Ветер утих. Пошел нудный заурядный дождь.
— Юра, — крикнул я подбежавшему Топоркову, — света-то чего нет? Замыкание?
— Столб на углу свалило, провода оборвало.
Топорков посветил фонариком на вышку, я помахал рукой силуэтам, стоявшим за Топорковым.
— Ну все, — торопливо сказал Юра, убирая фонарик. — Некогда. Стой. У тебя Пикумс остается. Вперед! — и они побежали дальше.
9
Дождь шел и шел. На пол упрямо падали капли, и я стоял на одном месте, где посуше: сапоги у меня худые, на правом подметка отстала. Подменных сапог не было, а новых старшина не выдавал, хотя уже срок подошел, хранил для демобилизации. Притворяется старшина, все жмется. Сапоги-то разносить надо, как в новых поедешь?
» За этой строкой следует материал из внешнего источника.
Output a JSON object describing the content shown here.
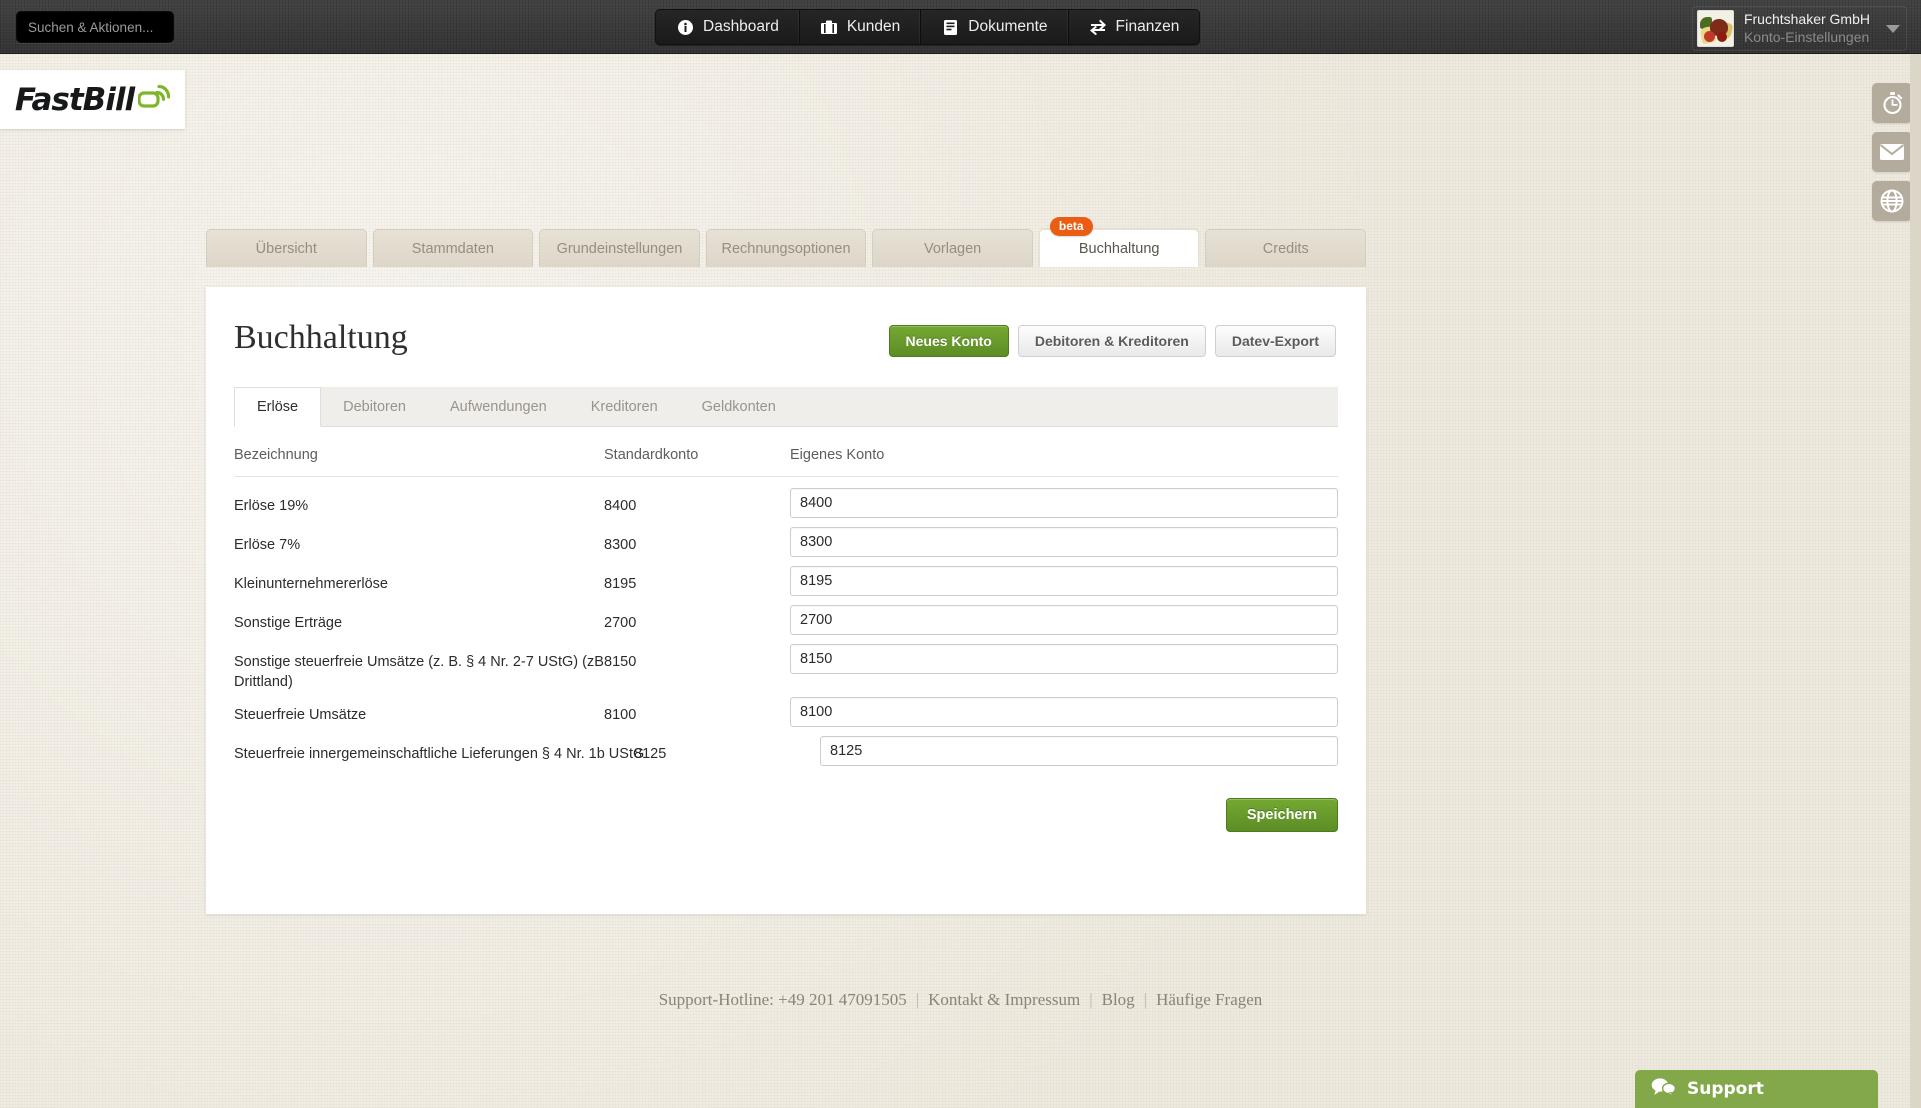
{
  "topbar": {
    "search": {
      "placeholder": "Suchen & Aktionen...",
      "value": ""
    },
    "nav": [
      {
        "label": "Dashboard",
        "icon": "info-icon"
      },
      {
        "label": "Kunden",
        "icon": "briefcase-icon"
      },
      {
        "label": "Dokumente",
        "icon": "document-icon"
      },
      {
        "label": "Finanzen",
        "icon": "transfer-icon"
      }
    ],
    "account": {
      "name": "Fruchtshaker GmbH",
      "subtitle": "Konto-Einstellungen",
      "avatar_icon": "fruit-bowl-avatar",
      "caret_icon": "chevron-down-icon"
    }
  },
  "brand": {
    "name": "FastBill",
    "mark_icon": "fastbill-signal-icon",
    "accent": "#7db52b"
  },
  "rail": [
    {
      "icon": "stopwatch-icon",
      "name": "timetracking"
    },
    {
      "icon": "envelope-icon",
      "name": "messages"
    },
    {
      "icon": "globe-icon",
      "name": "language"
    }
  ],
  "outer_tabs": [
    {
      "label": "Übersicht",
      "active": false
    },
    {
      "label": "Stammdaten",
      "active": false
    },
    {
      "label": "Grundeinstellungen",
      "active": false
    },
    {
      "label": "Rechnungsoptionen",
      "active": false
    },
    {
      "label": "Vorlagen",
      "active": false
    },
    {
      "label": "Buchhaltung",
      "active": true,
      "badge": "beta"
    },
    {
      "label": "Credits",
      "active": false
    }
  ],
  "page": {
    "title": "Buchhaltung",
    "actions": [
      {
        "label": "Neues Konto",
        "style": "green"
      },
      {
        "label": "Debitoren & Kreditoren",
        "style": "grey"
      },
      {
        "label": "Datev-Export",
        "style": "grey"
      }
    ],
    "save_label": "Speichern"
  },
  "inner_tabs": [
    {
      "label": "Erlöse",
      "active": true
    },
    {
      "label": "Debitoren",
      "active": false
    },
    {
      "label": "Aufwendungen",
      "active": false
    },
    {
      "label": "Kreditoren",
      "active": false
    },
    {
      "label": "Geldkonten",
      "active": false
    }
  ],
  "table": {
    "headers": [
      "Bezeichnung",
      "Standardkonto",
      "Eigenes Konto"
    ],
    "rows": [
      {
        "bezeichnung": "Erlöse 19%",
        "standardkonto": "8400",
        "eigenes_konto": "8400",
        "wide": false
      },
      {
        "bezeichnung": "Erlöse 7%",
        "standardkonto": "8300",
        "eigenes_konto": "8300",
        "wide": false
      },
      {
        "bezeichnung": "Kleinunternehmererlöse",
        "standardkonto": "8195",
        "eigenes_konto": "8195",
        "wide": false
      },
      {
        "bezeichnung": "Sonstige Erträge",
        "standardkonto": "2700",
        "eigenes_konto": "2700",
        "wide": false
      },
      {
        "bezeichnung": "Sonstige steuerfreie Umsätze (z. B. § 4 Nr. 2-7 UStG) (zB Drittland)",
        "standardkonto": "8150",
        "eigenes_konto": "8150",
        "wide": false
      },
      {
        "bezeichnung": "Steuerfreie Umsätze",
        "standardkonto": "8100",
        "eigenes_konto": "8100",
        "wide": false
      },
      {
        "bezeichnung": "Steuerfreie innergemeinschaftliche Lieferungen § 4 Nr. 1b UStG",
        "standardkonto": "8125",
        "eigenes_konto": "8125",
        "wide": true
      }
    ]
  },
  "footer": {
    "hotline": "Support-Hotline: +49 201 47091505",
    "links": [
      "Kontakt & Impressum",
      "Blog",
      "Häufige Fragen"
    ]
  },
  "support_widget": {
    "label": "Support",
    "icon": "chat-bubble-icon",
    "color": "#82a84a"
  }
}
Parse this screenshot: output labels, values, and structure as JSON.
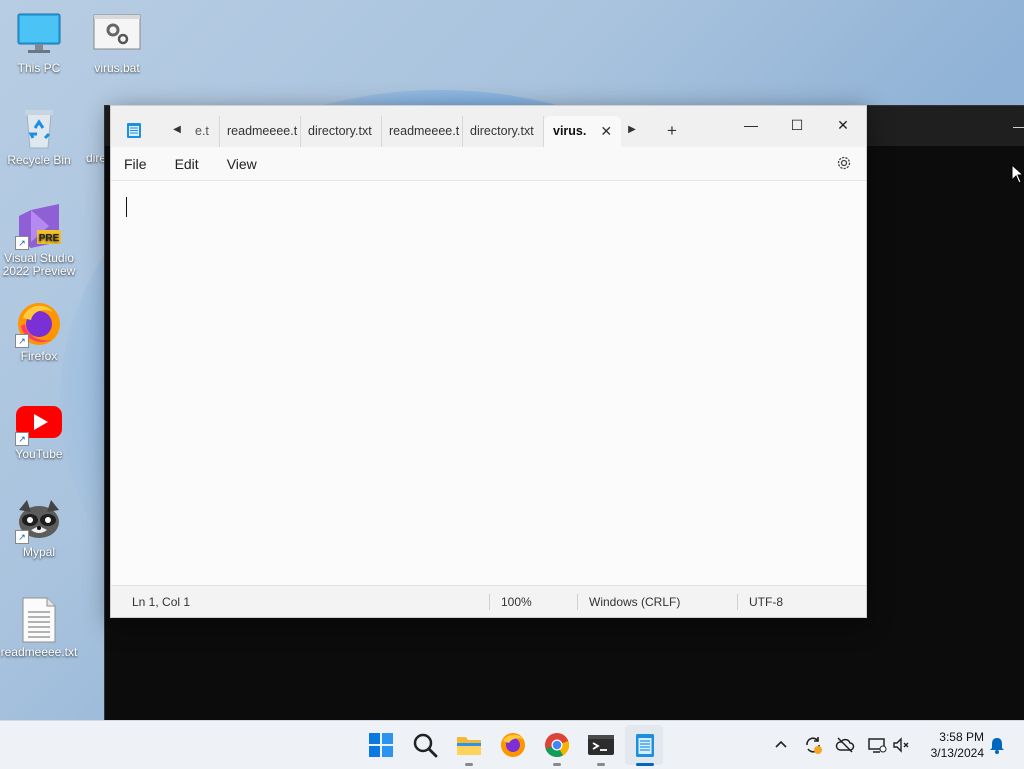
{
  "desktop": {
    "icons": [
      {
        "label": "This PC",
        "icon": "monitor-icon"
      },
      {
        "label": "virus.bat",
        "icon": "batch-file-icon"
      },
      {
        "label": "Recycle Bin",
        "icon": "recycle-bin-icon"
      },
      {
        "label": "dire",
        "icon": "partial-label"
      },
      {
        "label": "Visual Studio 2022 Preview",
        "icon": "visual-studio-preview-icon",
        "badge": "PRE"
      },
      {
        "label": "Firefox",
        "icon": "firefox-icon"
      },
      {
        "label": "YouTube",
        "icon": "youtube-icon"
      },
      {
        "label": "Mypal",
        "icon": "mypal-icon"
      },
      {
        "label": "readmeeee.txt",
        "icon": "text-file-icon"
      }
    ]
  },
  "notepad": {
    "tabs": [
      {
        "label": "e.t"
      },
      {
        "label": "readmeeee.t"
      },
      {
        "label": "directory.txt"
      },
      {
        "label": "readmeeee.t"
      },
      {
        "label": "directory.txt"
      },
      {
        "label": "virus.",
        "active": true
      }
    ],
    "menu": [
      "File",
      "Edit",
      "View"
    ],
    "status": {
      "position": "Ln 1, Col 1",
      "zoom": "100%",
      "line_ending": "Windows (CRLF)",
      "encoding": "UTF-8"
    }
  },
  "taskbar": {
    "apps": [
      "start-icon",
      "search-icon",
      "file-explorer-icon",
      "firefox-icon",
      "chrome-icon",
      "terminal-icon",
      "notepad-icon"
    ],
    "tray": [
      "chevron-up-icon",
      "sync-icon",
      "cloud-off-icon",
      "display-icon",
      "volume-muted-icon",
      "bell-icon"
    ],
    "clock": {
      "time": "3:58 PM",
      "date": "3/13/2024"
    }
  },
  "colors": {
    "accent": "#0067c0",
    "taskbar": "#eef2f6",
    "terminal": "#0c0c0c"
  }
}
Я продрог. Расстегнув бушлат, я запахнул полу на полу и, туго-натуго перепоясавшись ремнем, поднял воротник, отогнул полы пилотки и натянул ее на уши. Скоро смена. Я все чаще посматривал на поворот, откуда должна показаться она. Время давно уже вышло. Ругаясь и пиная прохудившимся сапогом стенку перед собой, я представлял, как напущусь на Топоркова, на того, кто придет сменять меня. От раздражения становится будто теплее, но, успокаиваясь, дрогнешь еще сильнее. Хочется курить, сосет в животе, как и обычно бессонной ночью. У меня были две сигареты, но одну я отдал Кольке, а вторая, как я ее ни растягивал, кончилась.
«А кем менять-то? Все же в оцеплении стоят!» — подумал я и рассердился на себя, что эта простая мысль не пришла сразу.
Томительно тянутся минуты. Ни думать, ни вспоминать нет сил, лишь изредка в усталом мозгу шевельнется какое-то слово, выплывет уголок какого-то воспоминания, и опять усталость, холод, тупое, тяжелое ожидание смены.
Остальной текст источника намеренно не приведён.